1. Field of the Invention
The invention relates to PrePaid Charging (PPC) of Short Message Service (SMS) messages in a telecommunications network.
2. Description of the Related Art
Nowadays, in a circuit switched network it is possible for a voice or data subscriber of telecommunication services to subscribe to PrePaid services. For doing so, the subscriber has to establish a Prepaid account in a PrePaid Charging (PPC) system, which is managed by a service provider. The subscriber may request the notification of current PrePaid Charging (PPC) account information at any time from a PPC system. The notification may be provided by tone announcement, voice announcement, or display text. As an example, a PPC subscriber can access his account by first accessing an Interactive Voice Response (IVR). The IVR may be connected to a serving Mobile Switching Center (MSC) of the Prepaid subscriber. The IVR is further connected to a Prepaid system that contains the account of the Prepaid subscriber. With this the balance of a Prepaid subscriber can be prompted to the Prepaid subscriber on demand. The Prepaid subscriber may also increase the credit of his account for further usage.
As of today, an A-subscriber can subscribe to services such as a Short Message Service (SMS), which allows him to send text messages (SMS messages) to another subscriber (B-subscriber) of the service. By subscribing to such a service, the A-subscriber might also be allowed to receive text message from the B-subscriber or any other subscriber. The A-subscriber and the B-subscriber can be located in the same network and served by the same network entities or can be located in two different networks, or can simply have two distinct SMS service providers. However, any of this usage requires the short message to be originated and to be terminated. For doing so, Mobile Station-originated Short Message Service and Mobile Station-terminated Short Message Service are necessary.

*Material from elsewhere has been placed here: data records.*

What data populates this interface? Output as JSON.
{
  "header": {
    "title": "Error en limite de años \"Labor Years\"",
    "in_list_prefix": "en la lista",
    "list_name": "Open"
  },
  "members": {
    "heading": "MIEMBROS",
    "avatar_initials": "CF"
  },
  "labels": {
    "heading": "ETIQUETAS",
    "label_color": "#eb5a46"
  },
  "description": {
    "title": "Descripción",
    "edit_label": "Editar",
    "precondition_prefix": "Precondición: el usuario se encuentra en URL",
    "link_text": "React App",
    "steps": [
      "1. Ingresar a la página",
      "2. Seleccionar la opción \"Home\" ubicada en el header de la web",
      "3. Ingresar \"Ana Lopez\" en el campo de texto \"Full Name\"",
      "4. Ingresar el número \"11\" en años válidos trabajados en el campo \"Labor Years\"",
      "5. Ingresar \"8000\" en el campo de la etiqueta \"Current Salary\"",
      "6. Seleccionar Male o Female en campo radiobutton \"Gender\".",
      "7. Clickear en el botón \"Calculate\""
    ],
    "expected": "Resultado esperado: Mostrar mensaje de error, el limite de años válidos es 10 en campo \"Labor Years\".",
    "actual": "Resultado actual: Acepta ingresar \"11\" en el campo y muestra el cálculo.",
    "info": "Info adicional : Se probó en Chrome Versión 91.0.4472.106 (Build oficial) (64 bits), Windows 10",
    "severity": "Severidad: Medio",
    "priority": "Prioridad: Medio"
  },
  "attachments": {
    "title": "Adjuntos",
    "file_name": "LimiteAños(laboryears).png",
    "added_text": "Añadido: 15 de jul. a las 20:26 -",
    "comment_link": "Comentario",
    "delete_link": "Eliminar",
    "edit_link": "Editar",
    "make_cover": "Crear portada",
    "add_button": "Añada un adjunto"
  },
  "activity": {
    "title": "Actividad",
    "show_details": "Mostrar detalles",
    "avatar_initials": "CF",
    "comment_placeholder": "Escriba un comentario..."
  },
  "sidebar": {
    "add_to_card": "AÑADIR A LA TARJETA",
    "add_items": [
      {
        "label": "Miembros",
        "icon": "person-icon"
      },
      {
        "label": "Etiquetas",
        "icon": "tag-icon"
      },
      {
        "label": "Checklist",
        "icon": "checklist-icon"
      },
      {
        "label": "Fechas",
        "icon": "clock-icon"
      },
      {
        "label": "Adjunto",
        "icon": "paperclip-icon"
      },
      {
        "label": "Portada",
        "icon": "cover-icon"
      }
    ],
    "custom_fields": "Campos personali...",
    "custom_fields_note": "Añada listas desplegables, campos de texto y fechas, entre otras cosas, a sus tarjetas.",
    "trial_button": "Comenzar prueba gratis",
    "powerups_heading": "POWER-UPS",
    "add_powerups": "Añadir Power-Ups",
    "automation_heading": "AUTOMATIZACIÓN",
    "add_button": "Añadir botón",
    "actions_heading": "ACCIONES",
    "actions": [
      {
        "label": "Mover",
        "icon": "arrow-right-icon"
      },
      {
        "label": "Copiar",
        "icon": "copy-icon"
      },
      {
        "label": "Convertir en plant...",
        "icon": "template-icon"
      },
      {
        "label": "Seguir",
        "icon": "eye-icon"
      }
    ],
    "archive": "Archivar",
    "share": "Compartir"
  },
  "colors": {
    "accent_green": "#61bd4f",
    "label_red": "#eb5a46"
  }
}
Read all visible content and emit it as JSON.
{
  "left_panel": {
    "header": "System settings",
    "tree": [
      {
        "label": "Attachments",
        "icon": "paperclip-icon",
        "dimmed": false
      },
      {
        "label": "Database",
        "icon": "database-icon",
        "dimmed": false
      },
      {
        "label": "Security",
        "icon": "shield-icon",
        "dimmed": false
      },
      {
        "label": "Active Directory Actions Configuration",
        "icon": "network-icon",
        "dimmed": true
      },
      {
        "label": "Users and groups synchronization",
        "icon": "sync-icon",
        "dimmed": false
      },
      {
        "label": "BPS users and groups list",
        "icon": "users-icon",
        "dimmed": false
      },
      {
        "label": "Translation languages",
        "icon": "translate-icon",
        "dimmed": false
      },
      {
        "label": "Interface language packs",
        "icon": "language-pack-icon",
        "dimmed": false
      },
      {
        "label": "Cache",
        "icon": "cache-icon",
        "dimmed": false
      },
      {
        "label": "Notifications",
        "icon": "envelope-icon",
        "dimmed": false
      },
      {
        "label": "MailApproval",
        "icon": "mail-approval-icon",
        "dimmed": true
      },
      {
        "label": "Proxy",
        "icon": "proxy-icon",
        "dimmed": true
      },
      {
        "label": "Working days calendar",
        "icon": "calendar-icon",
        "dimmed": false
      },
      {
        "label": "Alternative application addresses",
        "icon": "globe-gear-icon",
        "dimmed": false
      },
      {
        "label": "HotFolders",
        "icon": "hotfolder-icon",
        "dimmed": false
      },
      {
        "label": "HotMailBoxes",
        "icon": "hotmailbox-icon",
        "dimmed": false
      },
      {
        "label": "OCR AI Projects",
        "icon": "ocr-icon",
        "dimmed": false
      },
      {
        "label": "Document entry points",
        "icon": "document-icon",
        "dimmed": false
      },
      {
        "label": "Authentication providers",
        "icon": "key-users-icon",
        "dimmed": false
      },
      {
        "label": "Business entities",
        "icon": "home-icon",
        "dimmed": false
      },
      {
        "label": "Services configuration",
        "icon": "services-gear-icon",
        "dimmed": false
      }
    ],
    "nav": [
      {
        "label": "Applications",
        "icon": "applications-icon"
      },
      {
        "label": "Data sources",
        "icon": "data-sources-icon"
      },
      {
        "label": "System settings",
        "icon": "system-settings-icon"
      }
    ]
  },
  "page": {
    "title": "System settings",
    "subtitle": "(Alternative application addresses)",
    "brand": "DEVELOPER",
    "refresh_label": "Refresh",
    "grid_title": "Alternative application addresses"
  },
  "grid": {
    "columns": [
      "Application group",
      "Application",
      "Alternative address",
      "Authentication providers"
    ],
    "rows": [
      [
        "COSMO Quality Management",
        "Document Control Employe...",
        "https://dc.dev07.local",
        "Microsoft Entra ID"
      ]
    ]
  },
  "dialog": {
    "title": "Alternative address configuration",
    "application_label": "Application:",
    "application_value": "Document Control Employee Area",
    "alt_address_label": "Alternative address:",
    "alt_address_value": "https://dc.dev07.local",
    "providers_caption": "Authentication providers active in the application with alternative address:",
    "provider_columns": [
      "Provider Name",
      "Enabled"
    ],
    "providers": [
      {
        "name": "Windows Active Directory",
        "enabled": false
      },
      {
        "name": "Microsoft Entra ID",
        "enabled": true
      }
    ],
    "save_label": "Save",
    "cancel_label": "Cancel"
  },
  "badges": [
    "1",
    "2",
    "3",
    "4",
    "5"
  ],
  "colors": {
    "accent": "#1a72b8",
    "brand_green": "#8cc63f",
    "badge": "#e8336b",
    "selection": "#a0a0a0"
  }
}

The functionality for delivering the SMS is done by the Message Centers (MCs) of the sending and receiving subscriber. However, even though it is possible to send and receive SMS messages, it is not possible with the existing prior art implementations to charge or to deny charging in real time for each and every SMS sent and received by a PrePaid subscriber. Current methods described in the ANSI-41 and IS-826 standards, fail to provide support for charging and possibly blocking in real-time the usage of SMS by a PrePaid subscriber. The ANSI-41 and IS-826 standards are included herein by reference. Currently, a subscriber who sends or receives an SMS is charged for that event automatically without any prior validation of the subscriber's PPC account. For that reason there is a need for providing a real-time PrePaid Charging for SMS delivery. The invention provides a solution to this problem.